24 Apr 2011

Church schools for all?

I hope the Bishop of Oxford, the Rt Rev John Pritchard, had a good Easter. The poor man has been kicked left, right and centre by commentators, newspaper editorials, colleagues and church goers this weekend over comments he made suggesting church schools should benefit the whole community rather than merely those who go to church.

I hope the Bishop of Oxford, the Rt Rev John Pritchard, had a good Easter. The poor man has been kicked left, right and centre by commentators, newspaper editorials, colleagues and church goers this weekend over comments he made suggesting church schools should benefit the whole community rather than merely those who go to church. His timing, on Good Friday, was a tad incendiary but the Bishop may have proposed something that would make the Church of England’s status as the established church of this country more likely to continue rather than less.

The Bishop proposes that the 4800 Church of England schools stop selecting so many of their pupils from those who go to church : “What I would be saying is that number ought to be minimised because our primary function and our privilege is to serve the wider community,” he told the Times Educational Supplement. “Ultimately I hope we can get the number of reserved places right down to 10%.” The comments, predictably, drew all sorts of fury from those who claim the faith aspect of CoE schools is the very thing that makes so many of them so good. It would make a mockery of the whole system if there were more atheists or muslims than Christians in a CofE school, they say.

But we all surely know people who went to church just to get their kids into school, who faked a faith (albeit a fairly wishy-washy one) to get a good reference from the vicar. Instead of pious fear of religious loss do I hear the cry of middle class outrage that they might not find it so easy to get their kids into the “good church school” in their area if such changes come about?

When my daughter was ready for primary school we applied to the nearest one to our home – a Church of England primary school which happened to have a very good reputation and was very much a center of the community. We went to their open day and school fete – it all seemed very welcoming, much like the CofE primary school I went to for a while as a young child. But when it came to admissions we didn’t get in. We were at the bottom of the pile, below those who went to the local Church of England, then those who went to other Churches of England, then other denominations of Christians, then other religious faiths. In our admissions year there were so many Christians, or those claiming to be, that non-Christians didn’t really get a look in. I’m not saying this is how I felt, but it is easy to see how others in this situation might conclude “Ah. So they are happy to take my money but not my children”.

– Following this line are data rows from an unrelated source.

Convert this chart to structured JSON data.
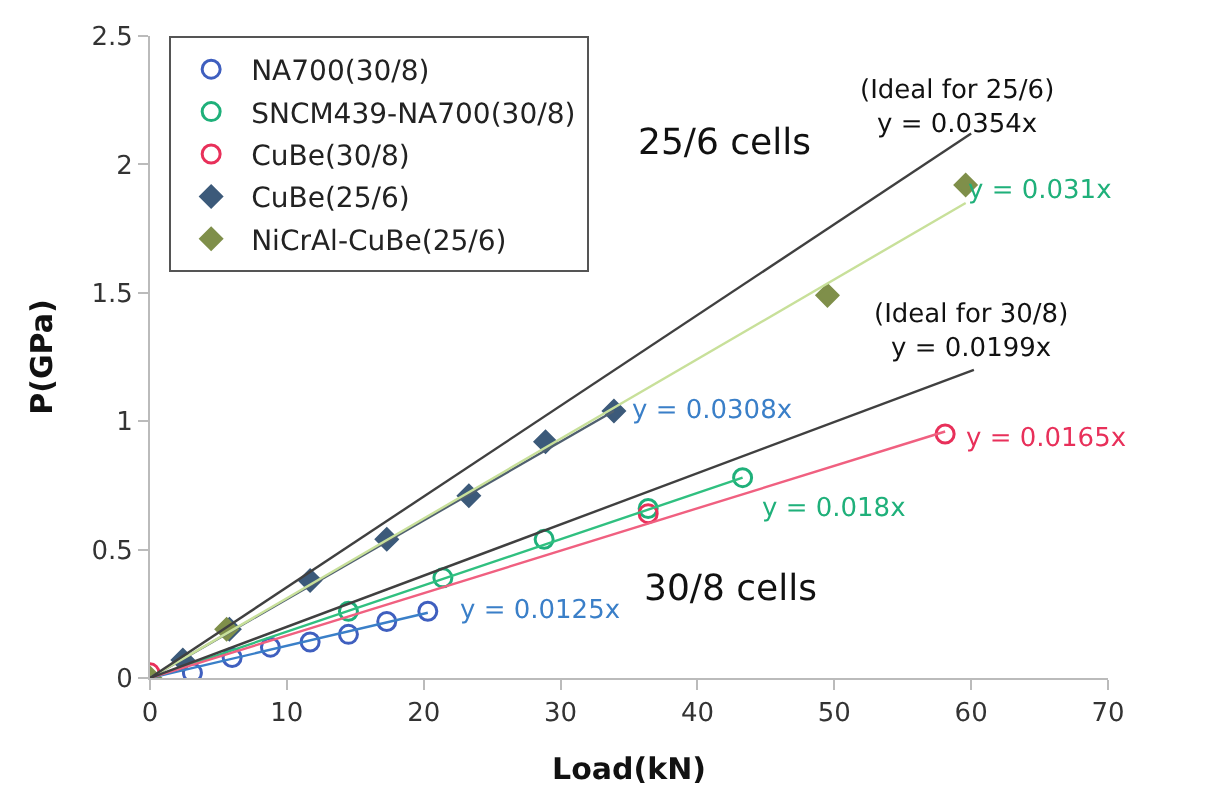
{
  "chart_data": {
    "type": "scatter",
    "xlabel": "Load(kN)",
    "ylabel": "P(GPa)",
    "xlim": [
      0,
      70
    ],
    "ylim": [
      0,
      2.5
    ],
    "xticks": [
      0,
      10,
      20,
      30,
      40,
      50,
      60,
      70
    ],
    "yticks": [
      0,
      0.5,
      1,
      1.5,
      2,
      2.5
    ],
    "legend": "top left",
    "series": [
      {
        "name": "NA700(30/8)",
        "color": "#3f5fbf",
        "marker": "circle",
        "x": [
          3.1,
          6.0,
          8.8,
          11.7,
          14.5,
          17.3,
          20.3
        ],
        "values": [
          0.02,
          0.08,
          0.12,
          0.14,
          0.17,
          0.22,
          0.26
        ]
      },
      {
        "name": "SNCM439-NA700(30/8)",
        "color": "#1fb07a",
        "marker": "circle",
        "x": [
          14.5,
          21.4,
          28.8,
          36.4,
          43.3
        ],
        "values": [
          0.26,
          0.39,
          0.54,
          0.66,
          0.78
        ]
      },
      {
        "name": "CuBe(30/8)",
        "color": "#e8305a",
        "marker": "circle",
        "x": [
          0,
          36.4,
          58.1
        ],
        "values": [
          0.02,
          0.64,
          0.95
        ]
      },
      {
        "name": "CuBe(25/6)",
        "color": "#3c5a7a",
        "marker": "diamond",
        "x": [
          2.4,
          5.8,
          11.7,
          17.3,
          23.3,
          28.9,
          33.9
        ],
        "values": [
          0.07,
          0.19,
          0.38,
          0.54,
          0.71,
          0.92,
          1.04
        ]
      },
      {
        "name": "NiCrAl-CuBe(25/6)",
        "color": "#7f8f4a",
        "marker": "diamond",
        "x": [
          0,
          5.6,
          49.5,
          59.6
        ],
        "values": [
          0,
          0.19,
          1.49,
          1.92
        ]
      },
      {
        "type": "line",
        "color": "#3a7fc8",
        "x": [
          0,
          20.3
        ],
        "values": [
          0,
          0.254
        ]
      },
      {
        "type": "line",
        "color": "#30c080",
        "x": [
          0,
          43.3
        ],
        "values": [
          0,
          0.78
        ]
      },
      {
        "type": "line",
        "color": "#f06080",
        "x": [
          0,
          58.1
        ],
        "values": [
          0,
          0.96
        ]
      },
      {
        "type": "line",
        "color": "#506070",
        "x": [
          0,
          33.9
        ],
        "values": [
          0,
          1.04
        ]
      },
      {
        "type": "line",
        "color": "#c8e09a",
        "x": [
          0,
          59.6
        ],
        "values": [
          0,
          1.85
        ]
      },
      {
        "type": "line",
        "color": "#404040",
        "x": [
          0,
          60
        ],
        "values": [
          0,
          2.12
        ]
      },
      {
        "type": "line",
        "color": "#404040",
        "x": [
          0,
          60.2
        ],
        "values": [
          0,
          1.2
        ]
      }
    ],
    "annotations": [
      "25/6 cells",
      "30/8 cells",
      "(Ideal for 25/6)\ny = 0.0354x",
      "(Ideal for 30/8)\ny = 0.0199x",
      "y = 0.031x",
      "y = 0.0308x",
      "y = 0.0165x",
      "y = 0.018x",
      "y = 0.0125x"
    ]
  }
}
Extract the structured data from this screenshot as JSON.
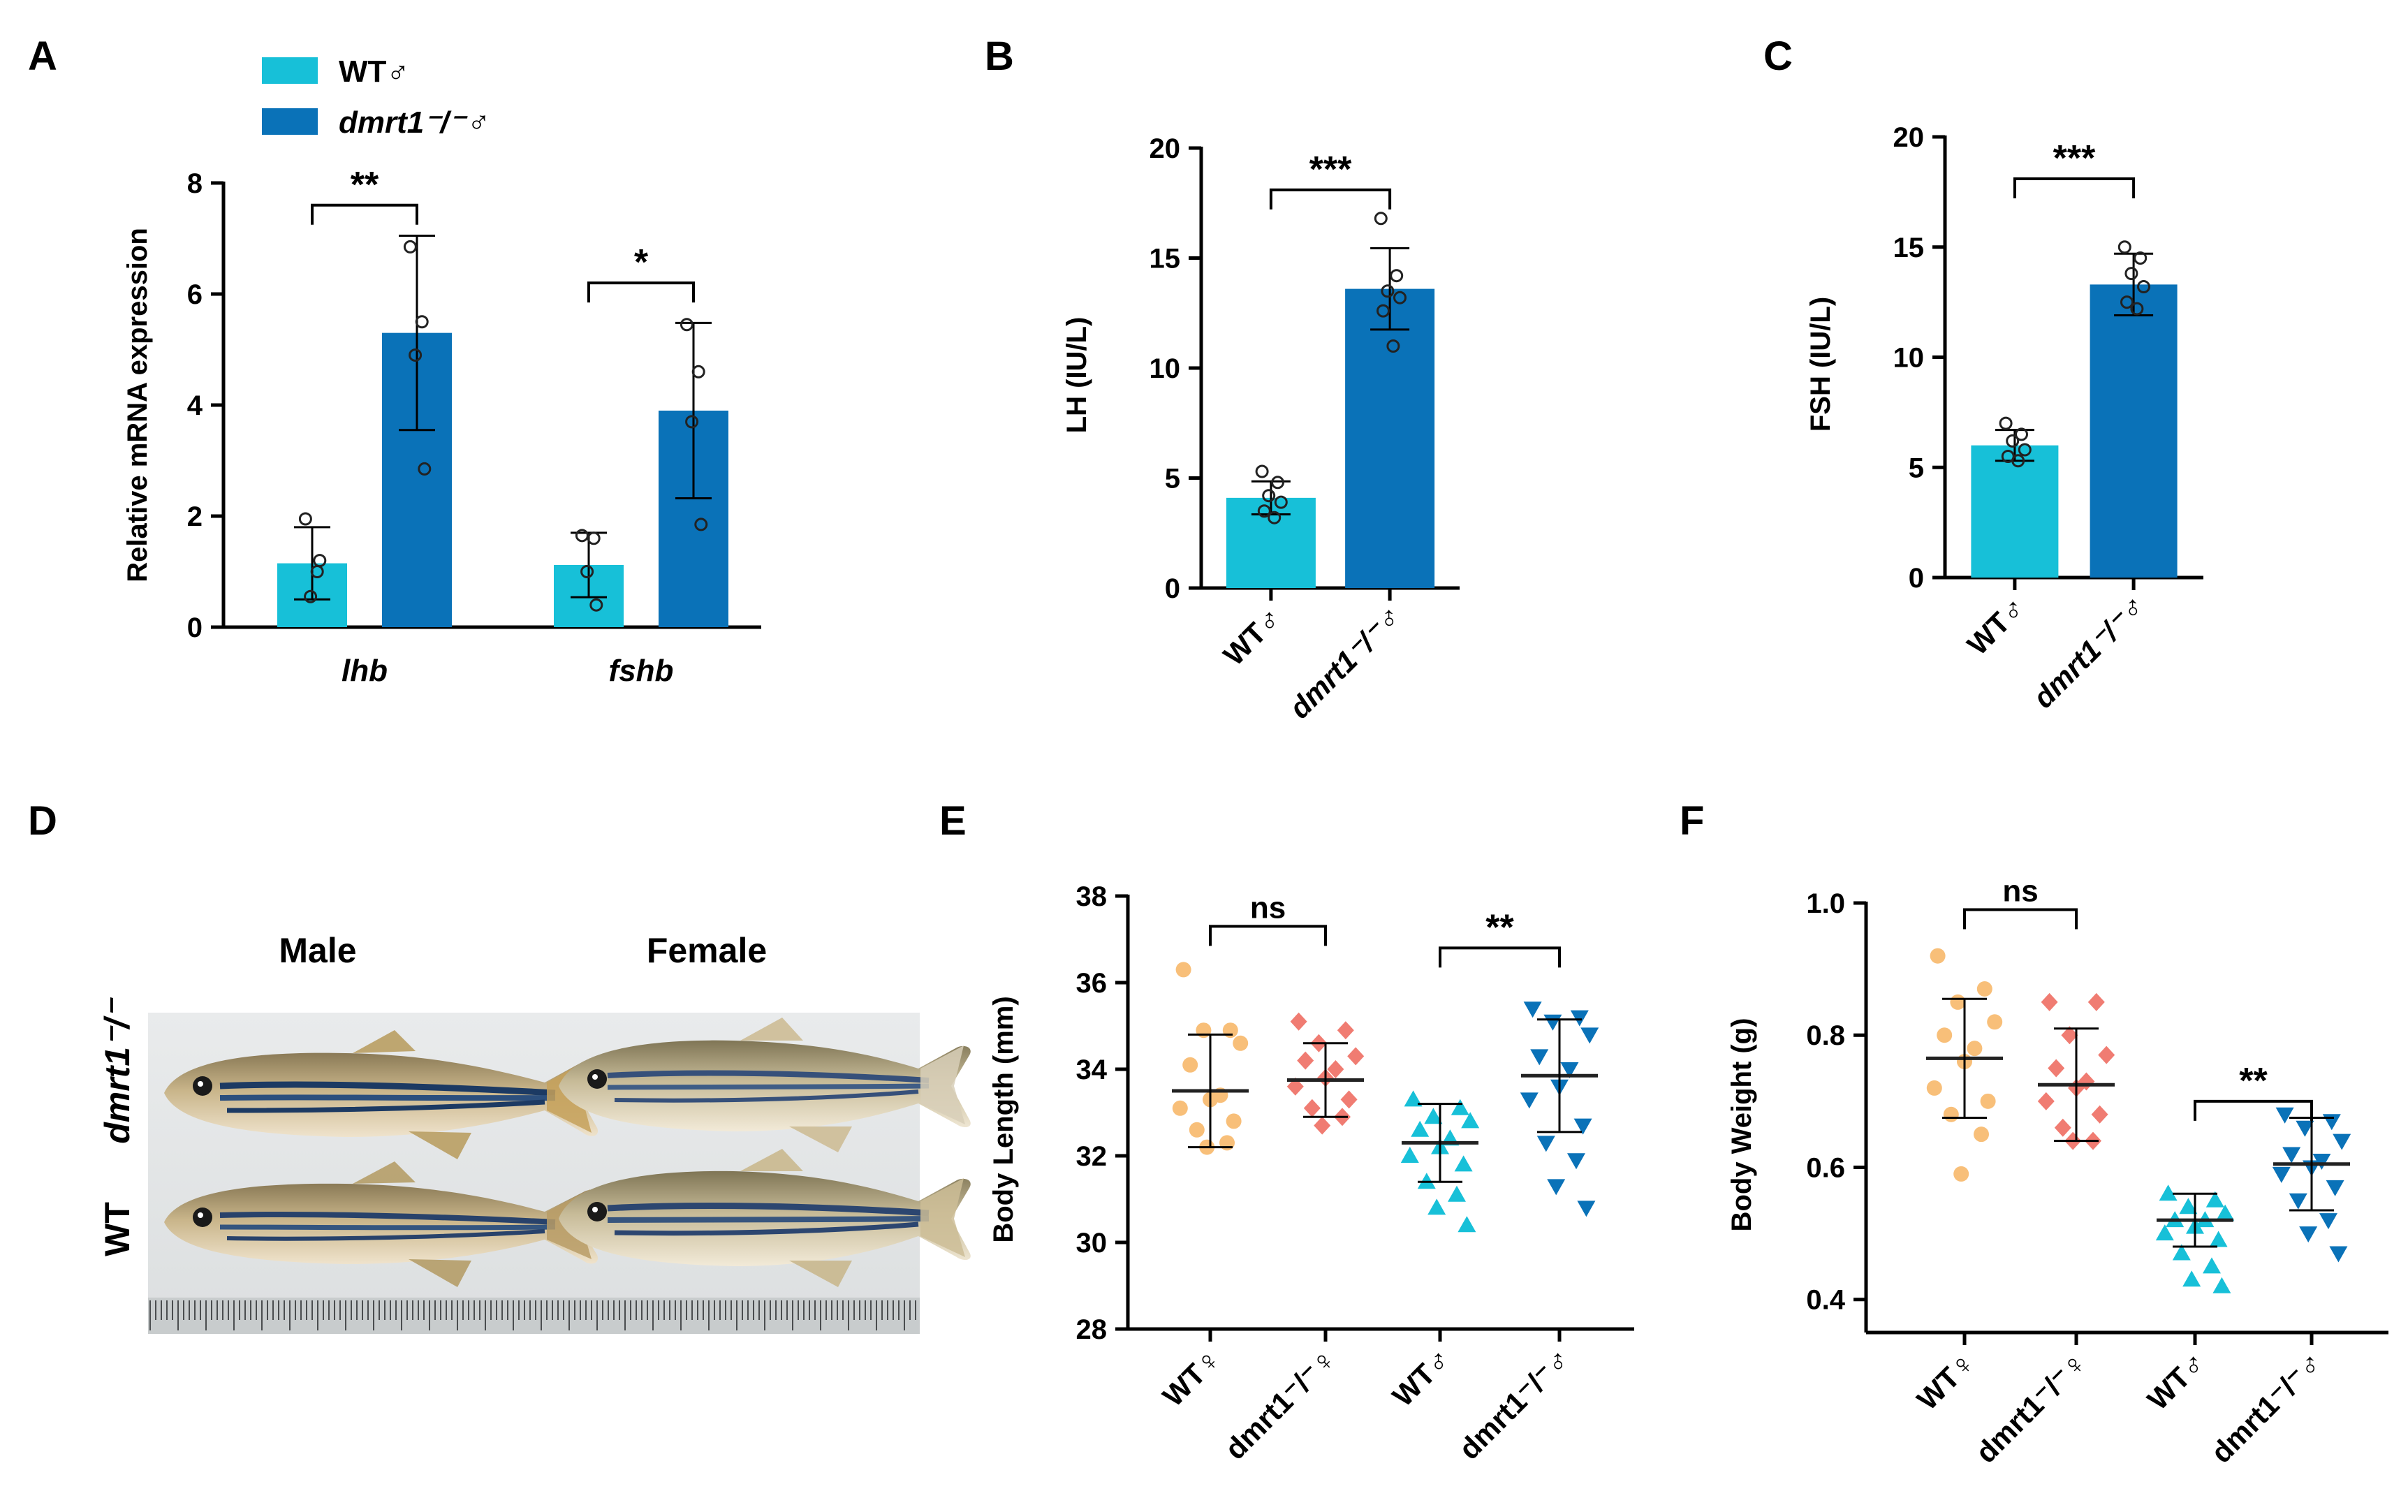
{
  "colors": {
    "wt_male": "#17c0d8",
    "mut_male": "#0a72b8",
    "wt_female": "#f8bf79",
    "mut_female": "#f07c72"
  },
  "panel_a": {
    "letter": "A",
    "legend": [
      {
        "label": "WT♂",
        "color_key": "wt_male"
      },
      {
        "label": "dmrt1⁻/⁻♂",
        "color_key": "mut_male"
      }
    ]
  },
  "panel_d": {
    "letter": "D",
    "col_labels": [
      "Male",
      "Female"
    ],
    "row_labels": [
      "dmrt1⁻/⁻",
      "WT"
    ]
  },
  "chart_data": [
    {
      "id": "A",
      "type": "bar",
      "title": "",
      "ylabel": "Relative mRNA expression",
      "ylim": [
        0,
        8
      ],
      "yticks": [
        "0",
        "2",
        "4",
        "6",
        "8"
      ],
      "categories": [
        "lhb",
        "fshb"
      ],
      "series": [
        {
          "name": "WT♂",
          "color_key": "wt_male",
          "values": [
            1.15,
            1.12
          ],
          "err": [
            0.65,
            0.58
          ],
          "points": [
            [
              1.95,
              1.0,
              0.55,
              1.2
            ],
            [
              1.65,
              1.6,
              1.0,
              0.4
            ]
          ]
        },
        {
          "name": "dmrt1⁻/⁻♂",
          "color_key": "mut_male",
          "values": [
            5.3,
            3.9
          ],
          "err": [
            1.75,
            1.58
          ],
          "points": [
            [
              6.85,
              5.5,
              4.9,
              2.85
            ],
            [
              5.45,
              4.6,
              3.7,
              1.85
            ]
          ]
        }
      ],
      "significance": [
        {
          "group": 0,
          "label": "**"
        },
        {
          "group": 1,
          "label": "*"
        }
      ]
    },
    {
      "id": "B",
      "type": "bar",
      "ylabel": "LH (IU/L)",
      "ylim": [
        0,
        20
      ],
      "yticks": [
        "0",
        "5",
        "10",
        "15",
        "20"
      ],
      "categories": [
        "WT♂",
        "dmrt1⁻/⁻♂"
      ],
      "color_keys": [
        "wt_male",
        "mut_male"
      ],
      "values": [
        4.1,
        13.6
      ],
      "err": [
        0.75,
        1.85
      ],
      "points": [
        [
          5.3,
          4.8,
          4.2,
          3.9,
          3.5,
          3.2
        ],
        [
          16.8,
          14.2,
          13.5,
          13.2,
          12.6,
          11.0
        ]
      ],
      "significance": [
        {
          "pair": [
            0,
            1
          ],
          "label": "***"
        }
      ]
    },
    {
      "id": "C",
      "type": "bar",
      "ylabel": "FSH (IU/L)",
      "ylim": [
        0,
        20
      ],
      "yticks": [
        "0",
        "5",
        "10",
        "15",
        "20"
      ],
      "categories": [
        "WT♂",
        "dmrt1⁻/⁻♂"
      ],
      "color_keys": [
        "wt_male",
        "mut_male"
      ],
      "values": [
        6.0,
        13.3
      ],
      "err": [
        0.7,
        1.4
      ],
      "points": [
        [
          7.0,
          6.5,
          6.2,
          5.8,
          5.5,
          5.3
        ],
        [
          15.0,
          14.5,
          13.8,
          13.2,
          12.5,
          12.2
        ]
      ],
      "significance": [
        {
          "pair": [
            0,
            1
          ],
          "label": "***"
        }
      ]
    },
    {
      "id": "E",
      "type": "scatter",
      "ylabel": "Body Length (mm)",
      "ylim": [
        28,
        38
      ],
      "yticks": [
        "28",
        "30",
        "32",
        "34",
        "36",
        "38"
      ],
      "categories": [
        "WT♀",
        "dmrt1⁻/⁻♀",
        "WT♂",
        "dmrt1⁻/⁻♂"
      ],
      "color_keys": [
        "wt_female",
        "mut_female",
        "wt_male",
        "mut_male"
      ],
      "markers": [
        "circle",
        "diamond",
        "triangle-up",
        "triangle-down"
      ],
      "means": [
        33.5,
        33.75,
        32.3,
        33.85
      ],
      "err": [
        1.3,
        0.85,
        0.9,
        1.3
      ],
      "points": [
        [
          36.3,
          34.9,
          34.9,
          34.6,
          34.1,
          33.4,
          33.3,
          33.1,
          32.8,
          32.6,
          32.3,
          32.2
        ],
        [
          35.1,
          34.9,
          34.6,
          34.3,
          34.2,
          34.0,
          33.8,
          33.6,
          33.3,
          33.1,
          32.9,
          32.7
        ],
        [
          33.3,
          33.1,
          32.9,
          32.8,
          32.6,
          32.4,
          32.2,
          32.0,
          31.8,
          31.4,
          31.1,
          30.8,
          30.4
        ],
        [
          35.4,
          35.2,
          35.1,
          34.8,
          34.3,
          34.0,
          33.6,
          33.3,
          32.7,
          32.3,
          31.9,
          31.3,
          30.8
        ]
      ],
      "significance": [
        {
          "pair": [
            0,
            1
          ],
          "label": "ns"
        },
        {
          "pair": [
            2,
            3
          ],
          "label": "**"
        }
      ]
    },
    {
      "id": "F",
      "type": "scatter",
      "ylabel": "Body Weight (g)",
      "ylim": [
        0.35,
        1.0
      ],
      "yticks": [
        "0.4",
        "0.6",
        "0.8",
        "1.0"
      ],
      "ytick_values": [
        0.4,
        0.6,
        0.8,
        1.0
      ],
      "categories": [
        "WT♀",
        "dmrt1⁻/⁻♀",
        "WT♂",
        "dmrt1⁻/⁻♂"
      ],
      "color_keys": [
        "wt_female",
        "mut_female",
        "wt_male",
        "mut_male"
      ],
      "markers": [
        "circle",
        "diamond",
        "triangle-up",
        "triangle-down"
      ],
      "means": [
        0.765,
        0.725,
        0.52,
        0.605
      ],
      "err": [
        0.09,
        0.085,
        0.04,
        0.07
      ],
      "points": [
        [
          0.92,
          0.87,
          0.85,
          0.82,
          0.8,
          0.78,
          0.76,
          0.72,
          0.7,
          0.68,
          0.65,
          0.59
        ],
        [
          0.85,
          0.85,
          0.8,
          0.77,
          0.75,
          0.73,
          0.72,
          0.7,
          0.68,
          0.66,
          0.64,
          0.64
        ],
        [
          0.56,
          0.55,
          0.54,
          0.53,
          0.52,
          0.52,
          0.51,
          0.5,
          0.49,
          0.47,
          0.45,
          0.43,
          0.42
        ],
        [
          0.68,
          0.67,
          0.66,
          0.64,
          0.62,
          0.61,
          0.6,
          0.59,
          0.57,
          0.55,
          0.52,
          0.5,
          0.47
        ]
      ],
      "significance": [
        {
          "pair": [
            0,
            1
          ],
          "label": "ns"
        },
        {
          "pair": [
            2,
            3
          ],
          "label": "**"
        }
      ]
    }
  ]
}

Put aside the question of whether state funded faith schools should exist at all. Let’s assume it is a done deal. For now no mainstream political party dares take on such potentially powerful voting groups as practising Catholics, Protestants, Jews, Muslims, Hindus and Sikhs – all of whom benefit from or aspire to benefit from faith schools. (The fact Clegg and Miliband seem to be atheist and Cameron struggling CofE doesn’t matter) The Church of England already struggles to get people through the church doors. Exposing children of all faiths to its values can only be a good thing. Exposing them to a good education will reap much greater dividends for us all. More significantly it might improve the way faith schools sceptics feel about the funding of institutions they now have a near equal chance of getting into.

The Bishop doesn’t explicitly say it, but his plea to serve the wider community might also have an effect on the debate over the Church of England’s status as the established church. As time goes on more people question whether the church should have such a say in our law- making process, and whether the Monarch should be the head of any particular church. By embracing the wider community the Church of England might just make itself more relevant to those people who now see it as something to be downgraded.  They might see some good that affects them directly from having an established church which feels a sense of responsibility to the whole state. The Bishop might just have hit on something much bigger than what school your child gets into.